Not every freelancer is bubbling over with entrepreneurial zeal. Some do it because their industry has steadily shaved off staffers and outsourced tasks in order to save money. For others, child care or similar work-life considerations are at the root of the decision to freelance—blurring the line over whether freelancing, with its sporadic pay and other associated brutalities, is a matter of choice or necessity.
Businessman and politico Leo Hindery, who heads the Smart Globalization Initiative at the New America Foundation, suspects the answer is the latter more often than not, even in places like NextSpace and The Satellite that are buzzing with can-do attitude. While he concedes that some people genuinely prefer the freelance lifestyle, Hindery thinks many freelancers are making lemonade from the sour fruits of a damaged economy.
“I promise you that if I walk in and say, ‘On the left side, I want all the people who are doing this because they have to, and I will find you a very entrepreneurial environment at Google if they hire you full-time,’ they will say yes in a heartbeat. It’s the question: are you here by choice, or are you here because your economic foundation has collapsed?”
Freelancers generally make less money than their employed counterparts, Hindery says, and they are likely to be among either the nation’s 50 million uninsured or the 50 million underinsured, meaning they’re gambling on their health. If they lose, we pay. That puts them squarely at the center of the health care debate.

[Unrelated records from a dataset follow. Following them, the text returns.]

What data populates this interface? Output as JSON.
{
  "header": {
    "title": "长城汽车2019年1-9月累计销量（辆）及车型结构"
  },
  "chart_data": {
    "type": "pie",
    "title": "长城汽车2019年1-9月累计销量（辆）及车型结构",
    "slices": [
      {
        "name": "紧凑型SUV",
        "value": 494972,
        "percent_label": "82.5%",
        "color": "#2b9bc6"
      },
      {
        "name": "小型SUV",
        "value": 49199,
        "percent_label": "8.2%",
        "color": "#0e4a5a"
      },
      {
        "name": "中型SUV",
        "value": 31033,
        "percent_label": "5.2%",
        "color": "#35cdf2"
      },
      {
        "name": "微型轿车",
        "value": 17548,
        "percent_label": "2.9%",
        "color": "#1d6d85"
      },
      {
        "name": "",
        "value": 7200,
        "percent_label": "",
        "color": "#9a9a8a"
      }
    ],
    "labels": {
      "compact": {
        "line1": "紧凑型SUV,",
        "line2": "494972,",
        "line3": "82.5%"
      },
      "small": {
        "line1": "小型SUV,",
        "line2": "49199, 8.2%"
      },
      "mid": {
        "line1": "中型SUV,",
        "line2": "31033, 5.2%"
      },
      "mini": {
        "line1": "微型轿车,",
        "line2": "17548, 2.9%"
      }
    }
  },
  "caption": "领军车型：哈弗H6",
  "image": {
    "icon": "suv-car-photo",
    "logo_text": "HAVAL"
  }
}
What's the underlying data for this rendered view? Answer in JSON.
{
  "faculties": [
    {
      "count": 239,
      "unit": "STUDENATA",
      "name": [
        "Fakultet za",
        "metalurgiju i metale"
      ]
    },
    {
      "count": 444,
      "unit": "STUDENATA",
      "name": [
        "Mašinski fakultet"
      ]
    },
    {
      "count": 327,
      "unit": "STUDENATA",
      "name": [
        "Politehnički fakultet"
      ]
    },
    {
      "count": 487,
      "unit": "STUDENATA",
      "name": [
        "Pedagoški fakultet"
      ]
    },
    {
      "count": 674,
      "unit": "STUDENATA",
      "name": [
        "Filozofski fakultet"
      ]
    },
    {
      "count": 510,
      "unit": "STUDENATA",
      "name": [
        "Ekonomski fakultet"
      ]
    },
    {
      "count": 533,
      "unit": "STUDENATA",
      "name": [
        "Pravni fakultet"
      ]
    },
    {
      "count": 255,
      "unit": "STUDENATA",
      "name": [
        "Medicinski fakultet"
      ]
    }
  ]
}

Finally, he says, many freelancers land in a category of worker classified by the Bureau of Labor Statistics as “part-time of necessity.” This group, 9 million strong, includes people who have part-time work but want a full-time position and—the health care issue again—the attendant benefits.
But this group is not counted among the nation’s 15 million unemployed. If they were—and if several other categories like unemployed youth were counted as well—the country’s unemployment figures would double. “It’s a very dark side of the unemployment issue right now,” he says.